Application Support SRE
The Real Time Payments International team is looking for a Site Reliability Engineer (SRE) to drive application deployment readiness, manage day-to-day operational stability and support the reliability of critical payment platforms by implementing automation, leverage best practices and work with a high‐impact team responsible for driving production readiness, reliability, and DevOps automation across platforms.
This role plays a key part in incident management, change readiness, and platform operations, while contributing to continuous improvement initiatives.
Key Responsibilities
Platform Operations & Stability
- Support end-to-end availability, monitoring, and performance of critical payment platforms.
- Execute operational processes to ensure platform health and stability.
- Participate in capacity checks, readiness validations, and environment monitoring.
Incident Management & Execution
- Actively manage and coordinate incident triage and resolution.
- Serve as incident commander driving medium to high-severity incidents.
- Ensure timely updates, accurate impact assessment, and appropriate escalation.
- Contribute to root cause analysis with clear identification of actions and ownership.
Change & Release Support
- Participate in highlighting gaps and defining test cases required for a change in lower environments and validate lower environment test completeness.
- Ensure adherence to change governance processes (test case reviews, checklists, approvals, rollback readiness).
- Engage in creating change plans and support execution of production changes, deployments, and validations.
Technical Troubleshooting
- Perform hands-on troubleshooting across:
- Application behaviour and dependencies.
- Infrastructure components (compute, network, storage).

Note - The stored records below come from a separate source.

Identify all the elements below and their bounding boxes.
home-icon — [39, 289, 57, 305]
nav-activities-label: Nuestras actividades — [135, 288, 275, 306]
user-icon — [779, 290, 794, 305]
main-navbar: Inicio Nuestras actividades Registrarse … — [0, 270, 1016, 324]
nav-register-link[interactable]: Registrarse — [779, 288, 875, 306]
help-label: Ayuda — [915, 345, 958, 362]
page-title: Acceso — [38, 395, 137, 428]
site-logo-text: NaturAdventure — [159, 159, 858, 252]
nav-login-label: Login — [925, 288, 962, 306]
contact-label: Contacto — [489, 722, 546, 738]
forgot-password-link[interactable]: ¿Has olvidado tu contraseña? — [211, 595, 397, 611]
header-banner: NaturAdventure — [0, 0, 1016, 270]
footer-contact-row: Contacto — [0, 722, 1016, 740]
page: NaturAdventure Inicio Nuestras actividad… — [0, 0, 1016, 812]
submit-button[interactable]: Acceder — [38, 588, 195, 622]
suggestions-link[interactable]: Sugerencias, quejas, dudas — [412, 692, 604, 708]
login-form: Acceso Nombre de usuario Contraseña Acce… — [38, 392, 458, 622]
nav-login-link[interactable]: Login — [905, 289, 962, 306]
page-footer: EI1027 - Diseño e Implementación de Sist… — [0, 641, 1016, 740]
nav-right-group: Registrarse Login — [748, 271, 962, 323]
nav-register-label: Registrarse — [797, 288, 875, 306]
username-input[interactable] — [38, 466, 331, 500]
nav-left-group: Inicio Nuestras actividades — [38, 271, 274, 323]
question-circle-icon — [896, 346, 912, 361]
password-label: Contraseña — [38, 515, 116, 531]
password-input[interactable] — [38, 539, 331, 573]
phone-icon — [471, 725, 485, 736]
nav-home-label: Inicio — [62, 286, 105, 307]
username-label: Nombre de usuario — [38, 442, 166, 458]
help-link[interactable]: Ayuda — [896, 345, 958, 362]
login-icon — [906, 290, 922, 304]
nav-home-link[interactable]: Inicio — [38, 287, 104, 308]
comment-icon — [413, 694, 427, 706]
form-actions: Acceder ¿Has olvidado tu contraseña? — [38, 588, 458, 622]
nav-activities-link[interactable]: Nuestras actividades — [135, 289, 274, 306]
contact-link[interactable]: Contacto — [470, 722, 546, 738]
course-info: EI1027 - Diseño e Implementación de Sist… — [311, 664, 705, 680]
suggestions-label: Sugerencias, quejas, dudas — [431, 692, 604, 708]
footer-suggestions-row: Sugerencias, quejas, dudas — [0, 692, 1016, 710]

- Database and performance issues.
- Collaborate with engineering, infrastructure and other technical teams to isolate and resolve issues efficiently.
Monitoring & Observability
- Improve system health monitoring using observability tools and alerts.

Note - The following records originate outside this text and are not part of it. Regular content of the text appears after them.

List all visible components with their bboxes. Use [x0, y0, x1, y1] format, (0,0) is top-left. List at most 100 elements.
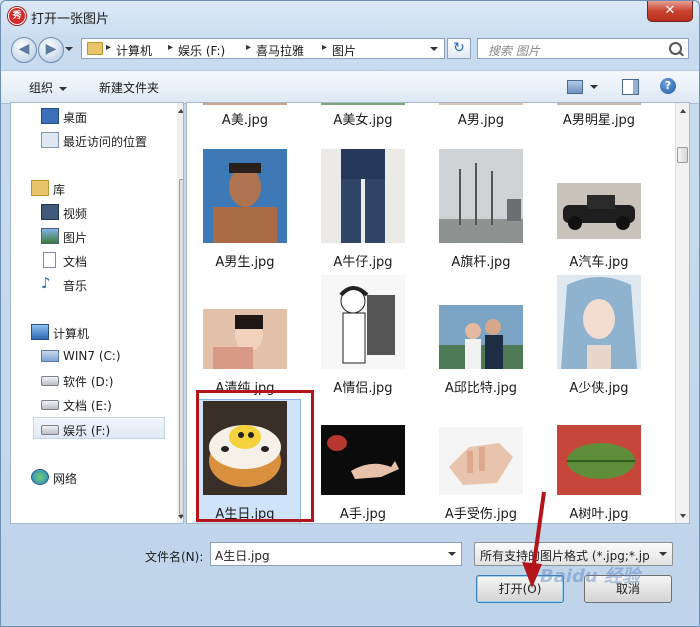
file-item-selected[interactable]: A生日.jpg: [195, 399, 301, 523]
file-item[interactable]: [431, 523, 531, 524]
file-item[interactable]: A手.jpg: [313, 401, 413, 523]
scroll-down-icon[interactable]: [680, 514, 686, 518]
chevron-down-icon: [59, 86, 68, 91]
file-name: A男生.jpg: [215, 255, 275, 270]
search-icon[interactable]: [669, 42, 682, 55]
breadcrumb-pictures[interactable]: 图片: [332, 42, 356, 59]
forward-button[interactable]: ▶: [38, 37, 64, 63]
preview-pane-icon[interactable]: [622, 79, 639, 95]
thumbnail-image: [321, 523, 405, 524]
file-list-scrollbar[interactable]: [675, 103, 689, 523]
sidebar-item-drive-e[interactable]: 文档 (E:): [37, 393, 183, 415]
file-list: A美.jpg A美女.jpg A男.jpg A男明星.jpg A男生.jpg A…: [186, 102, 690, 524]
file-item[interactable]: A少侠.jpg: [549, 275, 649, 401]
back-arrow-icon: ◀: [18, 41, 30, 57]
scroll-up-icon[interactable]: [178, 109, 183, 113]
chevron-down-icon[interactable]: [448, 552, 456, 556]
thumbnail-image: [557, 523, 641, 524]
breadcrumb-separator[interactable]: ▸: [246, 42, 251, 53]
sidebar-item-label: 网络: [53, 472, 78, 486]
search-box[interactable]: 搜索 图片: [477, 38, 689, 59]
folder-icon: [87, 42, 103, 55]
sidebar-item-drive-c[interactable]: WIN7 (C:): [37, 345, 183, 367]
file-item[interactable]: A旗杆.jpg: [431, 149, 531, 275]
sidebar-item-label: 软件 (D:): [63, 375, 114, 389]
breadcrumb-separator[interactable]: ▸: [322, 42, 327, 53]
filename-value: A生日.jpg: [215, 549, 270, 563]
thumbnail-image: [439, 103, 523, 105]
refresh-icon: ↻: [453, 40, 465, 56]
thumbnail-image: [557, 103, 641, 105]
sidebar-item-videos[interactable]: 视频: [37, 201, 183, 223]
toolbar: 组织 新建文件夹 ?: [1, 70, 699, 104]
filename-label: 文件名(N):: [145, 550, 204, 564]
scroll-up-icon[interactable]: [680, 109, 686, 113]
sidebar-item-drive-f[interactable]: 娱乐 (F:): [33, 417, 165, 439]
music-icon: ♪: [41, 274, 51, 292]
sidebar-item-label: 文档 (E:): [63, 399, 112, 413]
organize-menu[interactable]: 组织: [29, 79, 68, 96]
breadcrumb-computer[interactable]: 计算机: [116, 42, 152, 59]
file-item[interactable]: A清纯.jpg: [195, 275, 295, 401]
sidebar-item-documents[interactable]: 文档: [37, 249, 183, 271]
recent-pages-dropdown[interactable]: [65, 47, 73, 51]
thumbnail-image: [557, 425, 641, 495]
sidebar-item-music[interactable]: ♪ 音乐: [37, 273, 183, 295]
file-item[interactable]: A男生.jpg: [195, 149, 295, 275]
file-item[interactable]: A树叶.jpg: [549, 401, 649, 523]
refresh-button[interactable]: ↻: [447, 38, 471, 59]
file-list-scroll-thumb[interactable]: [677, 147, 688, 163]
watermark-text: Baidu 经验: [540, 566, 641, 587]
sidebar-item-desktop[interactable]: 桌面: [37, 105, 183, 127]
chevron-down-icon: [659, 552, 667, 556]
file-name: A美.jpg: [221, 113, 269, 128]
sidebar-item-pictures[interactable]: 图片: [37, 225, 183, 247]
breadcrumb-himalaya[interactable]: 喜马拉雅: [256, 42, 304, 59]
sidebar-item-recent[interactable]: 最近访问的位置: [37, 129, 183, 151]
thumbnail-image: [321, 425, 405, 495]
breadcrumb-separator[interactable]: ▸: [106, 42, 111, 53]
file-item[interactable]: A手受伤.jpg: [431, 401, 531, 523]
sidebar-item-drive-d[interactable]: 软件 (D:): [37, 369, 183, 391]
thumbnail-image: [321, 275, 405, 369]
file-item[interactable]: A情侣.jpg: [313, 275, 413, 401]
file-item[interactable]: [313, 523, 413, 524]
file-item[interactable]: A汽车.jpg: [549, 149, 649, 275]
breadcrumb-separator[interactable]: ▸: [168, 42, 173, 53]
close-button[interactable]: ✕: [647, 1, 693, 22]
thumbnail-image: [439, 523, 523, 524]
file-item[interactable]: A牛仔.jpg: [313, 149, 413, 275]
navpane-scroll-thumb[interactable]: [179, 179, 183, 515]
address-dropdown-icon[interactable]: [430, 47, 438, 51]
file-item[interactable]: [549, 523, 649, 524]
forward-arrow-icon: ▶: [45, 41, 57, 57]
sidebar-item-network[interactable]: 网络: [27, 466, 183, 488]
thumbnail-image: [439, 305, 523, 369]
breadcrumb-drive-f[interactable]: 娱乐 (F:): [178, 42, 225, 59]
recent-icon: [41, 132, 59, 148]
sidebar-item-libraries[interactable]: 库: [27, 177, 183, 199]
scroll-down-icon[interactable]: [178, 515, 183, 519]
file-name: A手受伤.jpg: [444, 507, 518, 522]
sidebar-item-label: 桌面: [63, 111, 88, 125]
filename-input[interactable]: A生日.jpg: [210, 542, 462, 566]
file-item[interactable]: A邱比特.jpg: [431, 275, 531, 401]
view-dropdown-icon[interactable]: [590, 85, 598, 89]
drive-icon: [41, 425, 59, 435]
file-name: A邱比特.jpg: [444, 381, 518, 396]
drive-icon: [41, 400, 59, 410]
view-mode-icon[interactable]: [567, 80, 583, 94]
thumbnail-image: [439, 427, 523, 495]
title-bar[interactable]: 秀 打开一张图片 ✕: [1, 1, 699, 31]
new-folder-button[interactable]: 新建文件夹: [99, 79, 159, 96]
desktop-icon: [41, 108, 59, 124]
sidebar-item-computer[interactable]: 计算机: [27, 321, 183, 343]
search-placeholder: 搜索 图片: [488, 44, 540, 58]
sidebar-item-label: 娱乐 (F:): [63, 424, 111, 438]
help-icon[interactable]: ?: [660, 78, 676, 94]
address-bar[interactable]: ▸ 计算机 ▸ 娱乐 (F:) ▸ 喜马拉雅 ▸ 图片: [81, 38, 445, 59]
library-icon: [31, 180, 49, 196]
thumbnail-image: [203, 103, 287, 105]
file-name: A手.jpg: [339, 507, 387, 522]
back-button[interactable]: ◀: [11, 37, 37, 63]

- Identify gaps in alerting and contribute to improving quality of alerting and dashboards.
- Ensure proactive detection of anomalies using observability tools.
Automation & Process Improvement
- Contribute to automation initiatives to reduce toil and errors.

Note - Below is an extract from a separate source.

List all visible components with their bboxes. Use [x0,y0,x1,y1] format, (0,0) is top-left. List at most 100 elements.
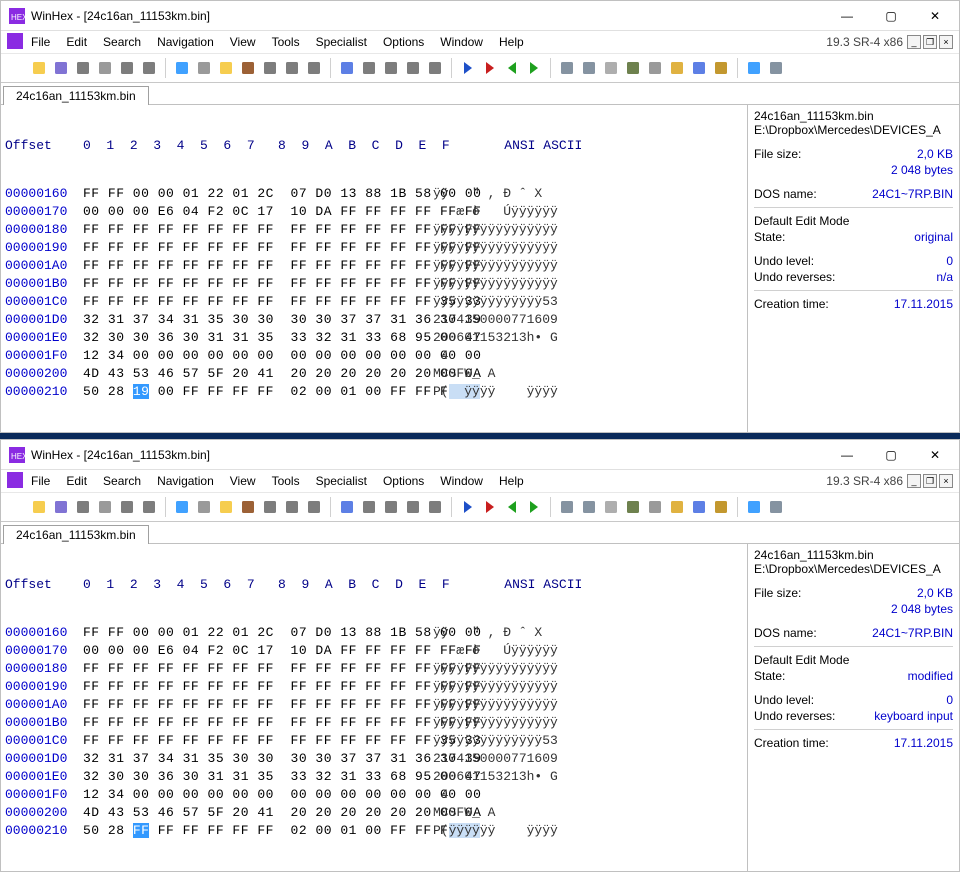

- Identify repetitive operational tasks and drive improvements.
- Support implementation of DevOps best practices.
- Leverage AI-driven tools to improve monitoring, incident detection, and operational efficiency, enabling faster troubleshooting and reduced manual effort in day-to-day operations.
Stakeholder Coordination
- Work closely with engineering, program teams, and external partners during incidents and changes.
- Provide structured updates to stakeholders with clarity and consistency.
- Ensure alignment during critical activities.
Risk Identification
- Highlight operational and platform risks including test coverage gaps, infrastructure constraints, dependency risks.
- Escalate issues proactively and support mitigation tracking.
Team Contribution & Mentorship
- Support onboarding and guidance of junior team members.
- Contribute to runbooks, documentation, and knowledge sharing.
- Drive consistency in execution and adherence to operational standards.